Natural de Missão Velha, na região do Cariri cearense, Jessica morava em São Paulo há oito anos quando recebeu a notícia da morte da irmã, no último dia 12 de dezembro. Ângela tirou a própria vida após se ver afundada em dívidas. A extensão total da dívida ainda é incerta, mas entre empréstimos e cartões de crédito, está na casa de centenas de milhares de reais.
Jessica veio da capital paulista para o velório da irmã sem saber o que tinha ocorrido com ela. Somente após chegar na cidade natal é que sua família contou a verdade.

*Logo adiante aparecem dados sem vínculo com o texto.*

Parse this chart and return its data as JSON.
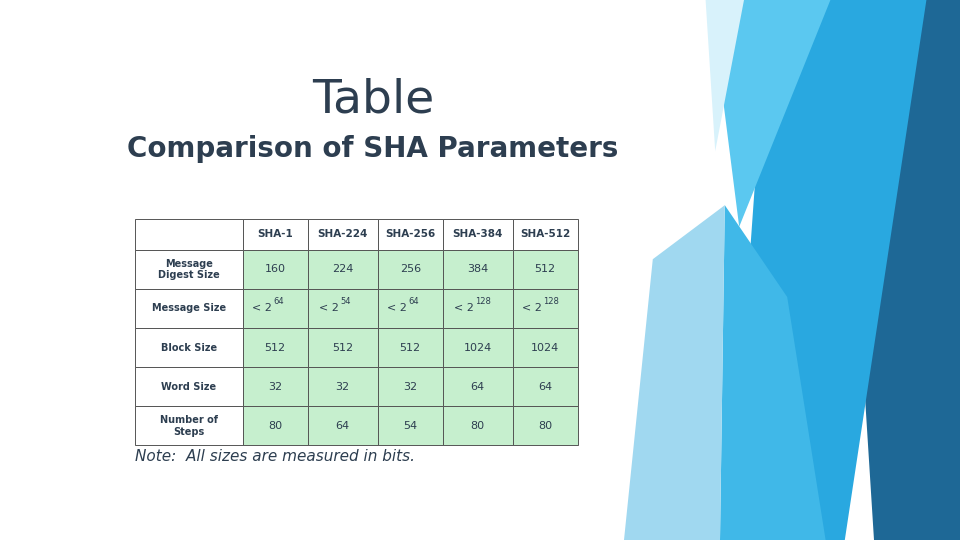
{
  "title": "Table",
  "subtitle": "Comparison of SHA Parameters",
  "note": "Note:  All sizes are measured in bits.",
  "title_fontsize": 34,
  "subtitle_fontsize": 20,
  "note_fontsize": 11,
  "bg_color": "#ffffff",
  "title_color": "#2d3e50",
  "subtitle_color": "#2d3e50",
  "col_headers": [
    "",
    "SHA-1",
    "SHA-224",
    "SHA-256",
    "SHA-384",
    "SHA-512"
  ],
  "row_headers": [
    "Message\nDigest Size",
    "Message Size",
    "Block Size",
    "Word Size",
    "Number of\nSteps"
  ],
  "table_data": [
    [
      "160",
      "224",
      "256",
      "384",
      "512"
    ],
    [
      "< 264",
      "< 254",
      "< 264",
      "< 2128",
      "< 2128"
    ],
    [
      "512",
      "512",
      "512",
      "1024",
      "1024"
    ],
    [
      "32",
      "32",
      "32",
      "64",
      "64"
    ],
    [
      "80",
      "64",
      "54",
      "80",
      "80"
    ]
  ],
  "message_size_superscripts": [
    [
      "64"
    ],
    [
      "54"
    ],
    [
      "64"
    ],
    [
      "128"
    ],
    [
      "128"
    ]
  ],
  "header_bg": "#ffffff",
  "header_text_color": "#2d3e50",
  "cell_bg_green": "#c6efce",
  "cell_text_color": "#2d3e50",
  "border_color": "#555555"
}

Familiares descobriram que a vendedora estava há mais de um ano e seis meses realizando apostas altas – e perdendo muito mais dinheiro do que possuía – nos jogos online de azar da plataforma Blaze, entre eles, o chamado Jogo do Aviãozinho, cuja operação ilegal no Brasil é investigada pela Polícia Civil de São Paulo.
“Na minha cabeça a minha irmã era um caso isolado”, conta. No entanto, após a criação dos grupos de apoio online, Jessica descobriu que há muitas outras pessoas na mesma situação. “Hoje, todos os dias chega nos grupos alguém que está viciado, alguém que está sem solução, que acha que a única solução é morrer”.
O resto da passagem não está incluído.